Fumure en trois fractions: tallage (60 N), redressement (60 N), dernière feuille (65 N).
La fertilisation en trois apports sera préférée dans la majorité des situations. Elle est en outre indispensable dans les circonstances suivantes: structure de sol abîmée par des récoltes tardives ou en mauvaises conditions; terre à mauvais drainage naturel; sol complètement glacé ou refermé, dégâts d’hiver, de traitements herbicides, de parasites, déchaussements; sol avec de faibles disponibilités en azote en sortie hiver; besoin en paille élevé sur l’exploitation; semis tardif (après le 15 novembre); précédent froment, afin de favoriser la progression racinaire et compenser l’effet néfaste des maladies du système racinaire; végétation trop claire ou densité de végétation faible en sortie d’hiver.

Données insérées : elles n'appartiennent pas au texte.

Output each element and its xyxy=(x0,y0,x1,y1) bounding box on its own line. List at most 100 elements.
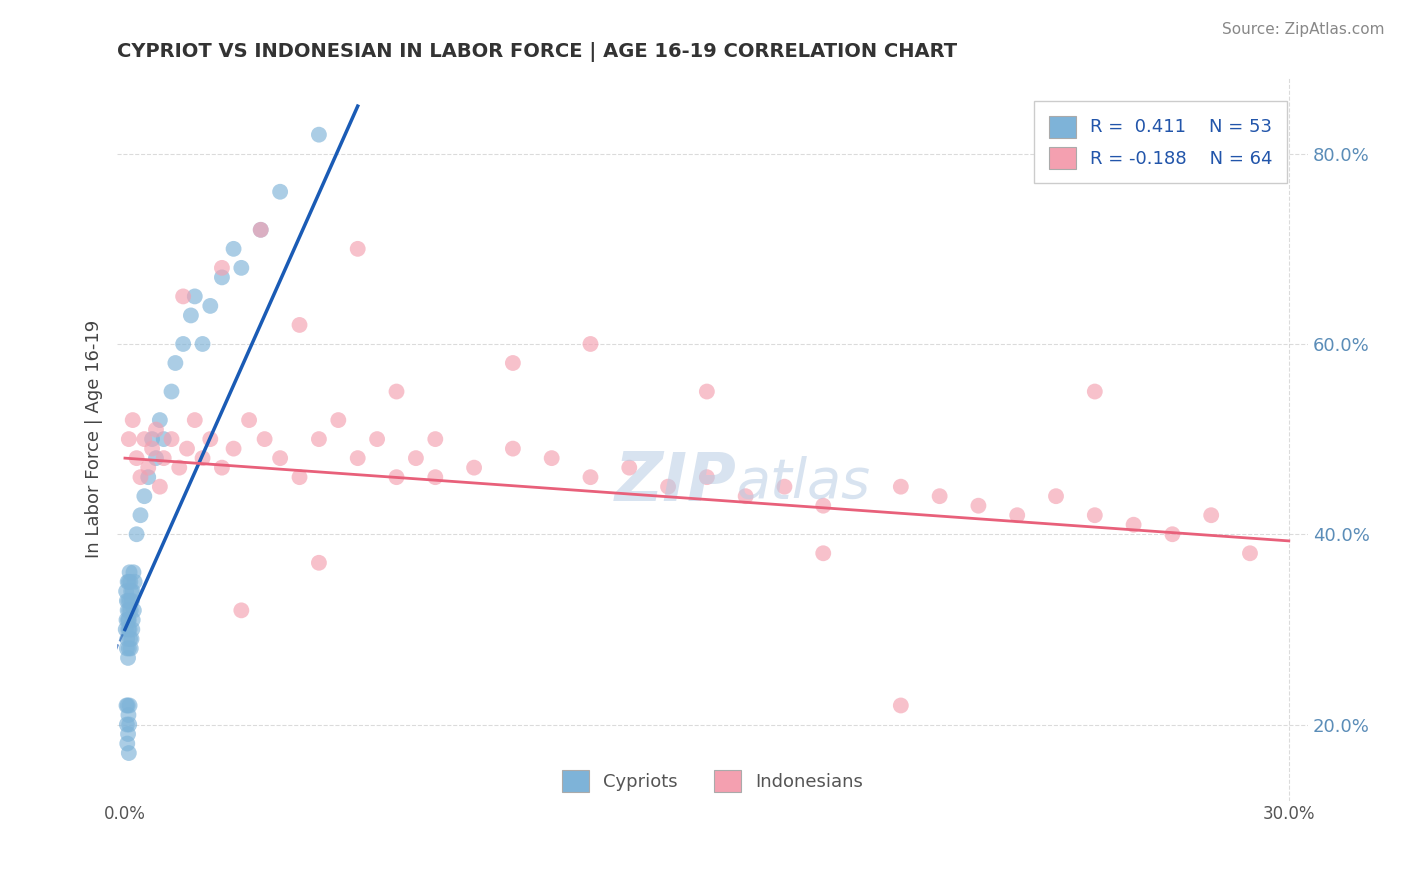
Point xyxy=(117,708,139,723)
Point xyxy=(117,737,139,751)
Point xyxy=(540,451,562,466)
Point xyxy=(141,432,163,446)
Point xyxy=(308,556,330,570)
Point xyxy=(118,613,141,627)
Point xyxy=(346,242,368,256)
Point xyxy=(1045,489,1067,503)
Point xyxy=(122,603,145,617)
Point xyxy=(249,223,271,237)
Point xyxy=(308,432,330,446)
Point xyxy=(180,309,202,323)
Point xyxy=(1199,508,1222,523)
Point xyxy=(115,698,138,713)
Point xyxy=(288,470,311,484)
Point xyxy=(222,442,245,456)
Point xyxy=(117,603,139,617)
Point xyxy=(253,432,276,446)
Point xyxy=(115,594,138,608)
Point xyxy=(238,413,260,427)
Point xyxy=(773,480,796,494)
Point xyxy=(425,432,447,446)
Point xyxy=(328,413,350,427)
Point xyxy=(114,623,136,637)
Point xyxy=(118,746,141,760)
Point xyxy=(813,499,835,513)
Point xyxy=(176,442,198,456)
Point xyxy=(696,384,718,399)
Point xyxy=(211,260,233,275)
Point xyxy=(124,574,146,589)
Text: atlas: atlas xyxy=(737,456,870,509)
Point xyxy=(191,451,214,466)
Point xyxy=(117,613,139,627)
Point xyxy=(120,574,142,589)
Point xyxy=(121,594,143,608)
Point xyxy=(129,470,152,484)
Point xyxy=(121,623,143,637)
Point xyxy=(165,356,187,370)
Point xyxy=(118,566,141,580)
Point xyxy=(184,289,207,303)
Point xyxy=(200,432,222,446)
Point xyxy=(136,470,159,484)
Point xyxy=(115,717,138,731)
Point xyxy=(115,584,138,599)
Point xyxy=(657,480,679,494)
Point xyxy=(117,594,139,608)
Point xyxy=(121,584,143,599)
Point xyxy=(288,318,311,332)
Point xyxy=(1084,384,1107,399)
Point xyxy=(211,460,233,475)
Point xyxy=(141,442,163,456)
Point xyxy=(425,470,447,484)
Point xyxy=(734,489,756,503)
Point xyxy=(121,413,143,427)
Point xyxy=(1084,508,1107,523)
Point xyxy=(160,432,183,446)
Point xyxy=(145,451,167,466)
Point xyxy=(191,337,214,351)
Point xyxy=(172,337,194,351)
Point xyxy=(117,651,139,665)
Point xyxy=(308,128,330,142)
Point xyxy=(231,603,253,617)
Point xyxy=(366,432,388,446)
Point xyxy=(118,698,141,713)
Point xyxy=(249,223,271,237)
Point xyxy=(121,632,143,646)
Point xyxy=(129,508,152,523)
Point xyxy=(184,413,207,427)
Point xyxy=(200,299,222,313)
Legend: Cypriots, Indonesians: Cypriots, Indonesians xyxy=(547,756,877,806)
Point xyxy=(579,337,602,351)
Point xyxy=(125,527,148,541)
Point xyxy=(136,460,159,475)
Point xyxy=(117,574,139,589)
Point xyxy=(118,594,141,608)
Point xyxy=(120,603,142,617)
Point xyxy=(1122,517,1144,532)
Point xyxy=(928,489,950,503)
Point xyxy=(117,727,139,741)
Point xyxy=(117,698,139,713)
Point xyxy=(120,641,142,656)
Point xyxy=(149,413,172,427)
Point xyxy=(405,451,427,466)
Point xyxy=(121,613,143,627)
Text: Source: ZipAtlas.com: Source: ZipAtlas.com xyxy=(1222,22,1385,37)
Point xyxy=(167,460,190,475)
Point xyxy=(118,432,141,446)
Point xyxy=(145,423,167,437)
Point xyxy=(134,432,156,446)
Point xyxy=(152,451,174,466)
Point xyxy=(890,698,912,713)
Point xyxy=(125,451,148,466)
Point xyxy=(115,613,138,627)
Point xyxy=(222,242,245,256)
Point xyxy=(118,623,141,637)
Point xyxy=(149,480,172,494)
Point xyxy=(152,432,174,446)
Point xyxy=(160,384,183,399)
Point xyxy=(813,546,835,560)
Point xyxy=(967,499,990,513)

A fortiori, les trois fractions seront recommandées dans toutes les situations culturales où l’on soupçonne que le système racinaire du froment se développera difficilement et ne permettra pas à la culture de trouver dans le sol les quantités minimales d’azote dont elle a besoin pour assurer le développement d’un nombre suffisant de tiges.
Fumure en deux fractions: tallage-redressement (90 N) et dernière feuille (95 N).
La fertilisation en deux apports sera réservée aux situations les plus favorables. Plus concrètement, une fertilisation en deux fractions sera encouragée dans les situations suivantes: précédents culturaux laissant des reliquats élevés, tels qu’après une culture de légumineuse, légumes ou pomme de terre; précédent betterave dont l’arrachage a été effectué précocement (avant le 15 octobre) dont le profil n’aurait pas été épuisé (voir analyse de sol); semis précoces et/ou si la végétation est fortement avancée (la culture a déjà produit beaucoup de talles); parcelles où les restitutions de matières organiques sont importantes et/ou fréquentes; froment destinées à une valorisation en meunerie.
Le raisonnement et les adaptations
Au sein d’une même exploitation, chaque parcelle doit être considérée individuellement ; les conditions culturales varient souvent entre parcelles (passé cultural, évolution de la culture, impact de l’environnement avoisinant).
Par ailleurs, la dose de chacune des fractions est déterminée juste avant son application. La fumure totale d'azote résulte, au moment du dernier apport, de l'addition des fractions définies les unes après les autres.
Ces deux principes, via des correctifs - liés aux conditions pédoclimatiques, à la richesse en matière organique, au précédent et à l’état du sol de la parcelle – appliqués aux doses de référence, permettent de prendre en compte les variabilités de fourniture d'azote par le sol et l'évolution en cours de saison de la culture (potentiel de rendement, enracinement, maladies, stress ou accident éventuel). à la nature du précédent (lien avec la richesse des profils azotés), etc...
Et en saison?
Le conseil pourra évoluer en cours de saison en fonction des conditions de développement et de croissance des cultures. Pour ce faire, restez attentifs aux communiqués du Cepicop.